What Can You Eat While Intermittent Fasting?

During periods of fasting, you should only drink water and zero-calorie beverages like black coffee or tea.

When you are in your eating window, you can eat as you usually would, but that does not mean going crazy or binging on anything and everything. You should avoid high-calorie junk food and excessive amounts of sugar and other treats.

One of the best things about intermittent fasting is that you can still enjoy the foods you love. You will see better results from your intermittent fasting if you seek out foods with complex carbs like whole grains, leafy greens, healthy fats, and lean proteins.

What Benefits Can You See from Intermittent Fasting?

Although the most common effects are in your body weight, intermittent fasting can affect many areas of your health.

Here are some of the amazing benefits research has revealed:

Boosts Brain Function- Intermittent fasting can boost the production of the brain hormone BDNF and may aid in the growth of new nerve cells.

Helps with Weight Loss- The restriction of calories, as well as periods of fasting, results in a metabolic switch in your body by switching energy sources from glucose to fat which can help in your weight loss pursuit.

Boosts Heart Health- Intermittent fasting can help improve resting heart rate and support blood pressure already in a normal range.

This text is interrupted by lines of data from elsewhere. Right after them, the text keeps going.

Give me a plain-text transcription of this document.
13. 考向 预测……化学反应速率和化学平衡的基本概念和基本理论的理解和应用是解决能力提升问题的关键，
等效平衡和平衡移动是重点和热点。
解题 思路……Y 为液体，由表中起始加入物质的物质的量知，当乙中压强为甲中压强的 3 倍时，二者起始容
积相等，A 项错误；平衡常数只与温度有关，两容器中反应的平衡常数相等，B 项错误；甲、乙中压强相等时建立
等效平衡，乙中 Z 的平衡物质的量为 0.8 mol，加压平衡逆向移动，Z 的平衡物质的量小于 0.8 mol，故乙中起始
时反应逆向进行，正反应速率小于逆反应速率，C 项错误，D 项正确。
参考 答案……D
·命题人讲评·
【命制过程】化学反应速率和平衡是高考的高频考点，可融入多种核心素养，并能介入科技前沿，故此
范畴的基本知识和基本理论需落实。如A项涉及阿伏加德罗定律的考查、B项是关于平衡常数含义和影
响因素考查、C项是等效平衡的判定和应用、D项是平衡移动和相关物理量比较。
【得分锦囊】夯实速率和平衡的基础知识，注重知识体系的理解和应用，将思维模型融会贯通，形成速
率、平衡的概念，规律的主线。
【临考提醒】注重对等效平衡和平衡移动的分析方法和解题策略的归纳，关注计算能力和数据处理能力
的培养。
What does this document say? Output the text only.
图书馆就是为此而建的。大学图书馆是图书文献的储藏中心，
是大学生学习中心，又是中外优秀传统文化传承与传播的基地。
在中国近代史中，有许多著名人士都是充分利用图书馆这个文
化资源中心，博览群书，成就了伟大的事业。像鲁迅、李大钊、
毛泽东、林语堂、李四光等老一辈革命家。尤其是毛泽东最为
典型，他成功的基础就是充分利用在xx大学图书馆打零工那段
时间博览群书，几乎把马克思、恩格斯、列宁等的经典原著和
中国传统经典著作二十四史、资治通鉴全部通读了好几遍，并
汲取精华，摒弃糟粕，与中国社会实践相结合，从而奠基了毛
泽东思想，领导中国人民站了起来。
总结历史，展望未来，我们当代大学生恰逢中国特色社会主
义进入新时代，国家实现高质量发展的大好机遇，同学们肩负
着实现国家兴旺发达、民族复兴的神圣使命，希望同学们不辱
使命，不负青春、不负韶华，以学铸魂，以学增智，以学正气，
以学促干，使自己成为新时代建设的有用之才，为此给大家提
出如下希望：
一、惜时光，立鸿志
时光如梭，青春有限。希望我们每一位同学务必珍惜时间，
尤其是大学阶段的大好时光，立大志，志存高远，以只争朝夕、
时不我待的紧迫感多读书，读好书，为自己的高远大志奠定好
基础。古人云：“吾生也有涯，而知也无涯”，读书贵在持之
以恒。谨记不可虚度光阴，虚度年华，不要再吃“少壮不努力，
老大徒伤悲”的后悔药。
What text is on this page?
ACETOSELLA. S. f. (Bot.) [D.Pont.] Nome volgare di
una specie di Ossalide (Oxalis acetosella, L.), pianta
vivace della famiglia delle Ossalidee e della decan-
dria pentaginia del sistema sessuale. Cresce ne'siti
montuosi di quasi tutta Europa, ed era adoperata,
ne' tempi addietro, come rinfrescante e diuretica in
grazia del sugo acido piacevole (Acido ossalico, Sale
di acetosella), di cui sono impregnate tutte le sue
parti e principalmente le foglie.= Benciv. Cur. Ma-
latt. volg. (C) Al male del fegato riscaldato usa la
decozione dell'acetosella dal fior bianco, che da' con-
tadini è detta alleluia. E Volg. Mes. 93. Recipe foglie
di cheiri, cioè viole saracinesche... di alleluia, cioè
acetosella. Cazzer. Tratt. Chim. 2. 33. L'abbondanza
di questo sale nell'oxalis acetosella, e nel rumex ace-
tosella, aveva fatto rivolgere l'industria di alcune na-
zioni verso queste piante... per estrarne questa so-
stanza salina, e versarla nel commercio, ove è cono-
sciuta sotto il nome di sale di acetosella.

Boosts Insulin Resistance- Intermittent fasting can reduce insulin resistance, lowering normal blood sugar levels by 3–6% and by 20-31% when fasting.

Is Intermittent Fasting for Everyone?

Many health professionals recommend speaking with your doctor prior to starting intermittent fasting, because although it’s an easy thing to adopt, it isn’t recommended for everyone.

Here are some common groups that should avoid intermittent fasting:

Pregnant or breastfeeding women should consult a health professional before starting intermittent fasting.

Children and teens under 18 shouldn’t because their bodies are still developing.

People with type 1 diabetes because they require insulin injections, and during fasting periods, they could experience unsafe levels of hypoglycemia.

Those with a history of eating disorders, especially those prone to binge eating.


Intermittent fasting is an excellent opportunity to change your lifestyle without having to make drastic changes. If you try intermittent fasting, remember that the food you eat during your eating periods will significantly impact your results. You can experience many health benefits while intermittent fasting, but be sure to consult a healthcare professional before beginning.